Strategic Planning – Public Safety

Failing to plan or planning to fail?

Center for Public Safety Management offers leading-edge, but grounded strategic planning to help communities think, plan, and act strategically for improved safety services.

Many cities have plans for strategically managing their police, fire, EMS, and emergency operations that are seriously out of date or lack them altogether. Given the stakes involved with public safety services, the costs and responsibilities of operating these critical departments, ongoing budgetary constraints and demands for greater proof of efficacy and efficiency, CPSM believes focused and pragmatic strategic plans are increasingly important.

When an emergency or crisis occurs, it is too late to find that your plan or agency has not kept current with how these situations will be handled. Many safety agencies are not fiscally and organizationally and sustainable. The Center for Public Safety Management offers a proven and robust strategic planning program designed for any size community. It ensures that your emergency services will be strategically managed and deployed: you’ll have the right resources at the right place at the right time within available funding over time.

The process begins with a workshop with principal stakeholders to discuss the strategic planning process. This includes a review of the organization from the stakeholders’ perspectives and a discussion about the methodology. This initial process would focus the strategic planning efforts on the mission and values of the organization, and an explication of these values into a vision for the organization and possible goals to achieve.

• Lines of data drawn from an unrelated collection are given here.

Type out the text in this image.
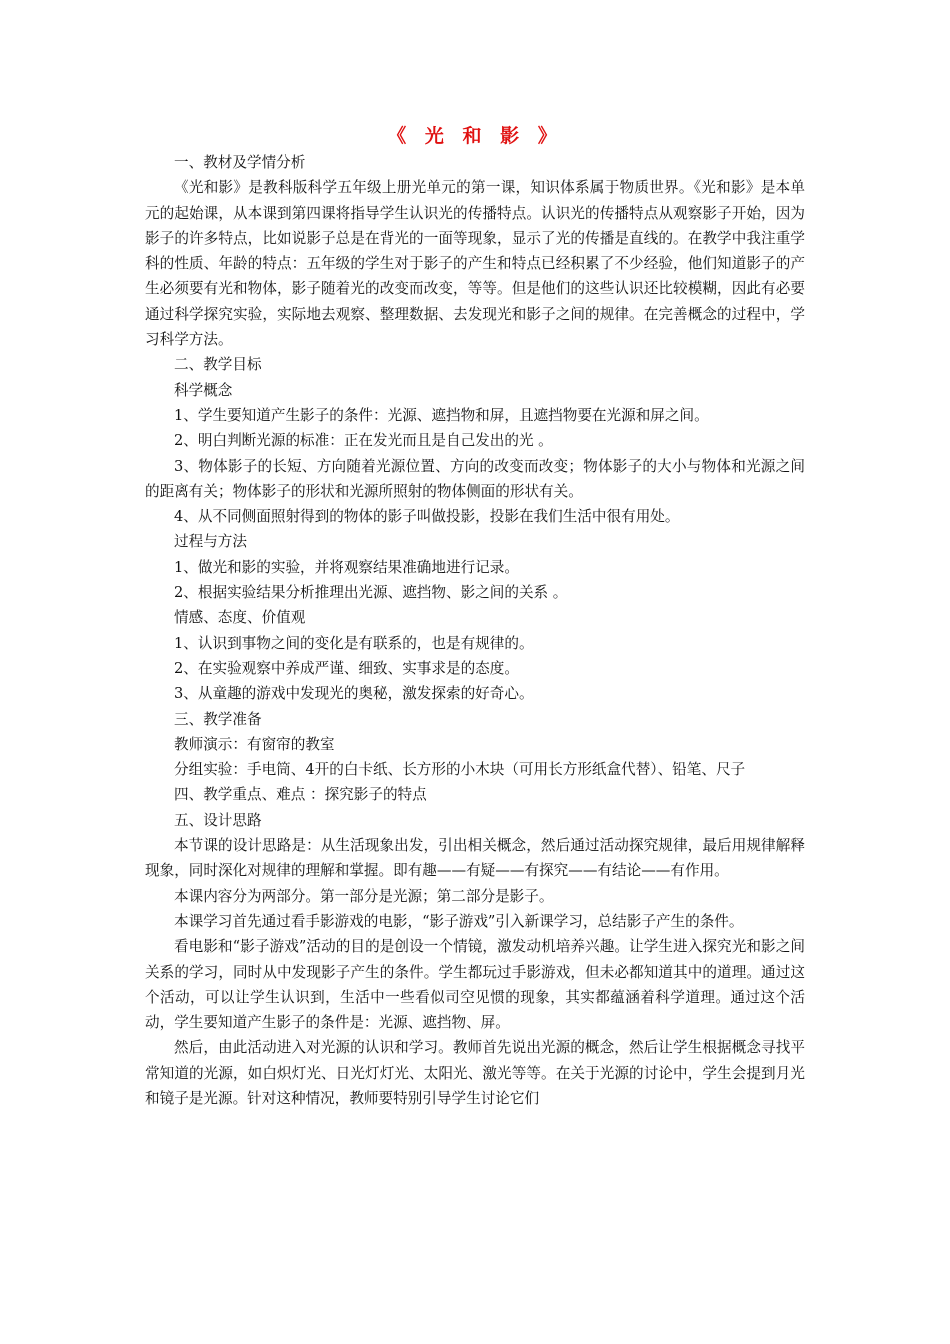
《 光 和 影 》

一、教材及学情分析

《光和影》是教科版科学五年级上册光单元的第一课，知识体系属于物质世界。《光和影》是本单元的起始课，从本课到第四课将指导学生认识光的传播特点。认识光的传播特点从观察影子开始，因为影子的许多特点，比如说影子总是在背光的一面等现象，显示了光的传播是直线的。在教学中我注重学科的性质、年龄的特点：五年级的学生对于影子的产生和特点已经积累了不少经验，他们知道影子的产生必须要有光和物体，影子随着光的改变而改变，等等。但是他们的这些认识还比较模糊，因此有必要通过科学探究实验，实际地去观察、整理数据、去发现光和影子之间的规律。在完善概念的过程中，学习科学方法。

二、教学目标

科学概念

1、学生要知道产生影子的条件：光源、遮挡物和屏，且遮挡物要在光源和屏之间。

2、明白判断光源的标准：正在发光而且是自己发出的光 。

3、物体影子的长短、方向随着光源位置、方向的改变而改变；物体影子的大小与物体和光源之间的距离有关；物体影子的形状和光源所照射的物体侧面的形状有关。

4、从不同侧面照射得到的物体的影子叫做投影，投影在我们生活中很有用处。

过程与方法

1、做光和影的实验，并将观察结果准确地进行记录。

2、根据实验结果分析推理出光源、遮挡物、影之间的关系 。

情感、态度、价值观

1、认识到事物之间的变化是有联系的，也是有规律的。

2、在实验观察中养成严谨、细致、实事求是的态度。

3、从童趣的游戏中发现光的奥秘，激发探索的好奇心。

三、教学准备

教师演示：有窗帘的教室

分组实验：手电筒、4开的白卡纸、长方形的小木块（可用长方形纸盒代替）、铅笔、尺子

四、教学重点、难点 ：探究影子的特点

五、设计思路

本节课的设计思路是：从生活现象出发，引出相关概念，然后通过活动探究规律，最后用规律解释现象，同时深化对规律的理解和掌握。即有趣——有疑——有探究——有结论——有作用。

本课内容分为两部分。第一部分是光源；第二部分是影子。

本课学习首先通过看手影游戏的电影，“影子游戏”引入新课学习，总结影子产生的条件。

看电影和“影子游戏”活动的目的是创设一个情镜，激发动机培养兴趣。让学生进入探究光和影之间关系的学习，同时从中发现影子产生的条件。学生都玩过手影游戏，但未必都知道其中的道理。通过这个活动，可以让学生认识到，生活中一些看似司空见惯的现象，其实都蕴涵着科学道理。通过这个活动，学生要知道产生影子的条件是：光源、遮挡物、屏。

然后，由此活动进入对光源的认识和学习。教师首先说出光源的概念，然后让学生根据概念寻找平常知道的光源，如白炽灯光、日光灯灯光、太阳光、激光等等。在关于光源的讨论中，学生会提到月光和镜子是光源。针对这种情况，教师要特别引导学生讨论它们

Following the initial meeting, the Center for Public Safety Management team will conduct a qualitative and quantitative assessment of the critical components of the organization using:

  • Interviews
  • Employee Survey
  • Observations
  • Focus Groups
  • Current and likely future demands for public safety services
  • Operations, budgetary and CAD/RMS data
  • Review of policies and procedures

Based on the initial workshop and following the interviews, employee survey, observations, and focus groups and data and operational analysis, the Center for Public Safety Management will reconvene with principal stakeholders to discuss the product of the organizational assessment. We will:

  • Identify overarching goals
  • Document how resources are deployed and used
  • Select strategic planning group members and group leaders
  • Train and coach group leaders
  • Charge the groups to engage in the strategic planning process

Following the goals and selection process, strategic planning teams undertake the following activities:

  • Examine qualitative and quantitative information collected
  • Identify strengths, weaknesses, opportunities, and threats for the organization
  • Develop preliminary strategies to mitigate/accentuate SWOT
  • Benchmark the organization with industry comparators
  • Analyze opportunities for operational improvements
  • Refine preliminary strategies
  • Present preliminary strategies to stakeholders for feedback
  • Further refine strategies and present recommendations to the organization’s leadership

The CPSM team’s professional experience in running as well as analyzing and researching hundreds of public safety agencies and knowledge of current best practices and industry standards will inform the strategic planning process at every juncture. Put simply, we know what works and what strategies and systems are doomed to failure.

A written strategic plan will be created and published. Our goal is that it is highly credible with all stakeholders, focused and useful to policy-makers and managers and truly serves to guide the department’s evolution and improvement for the foreseeable future.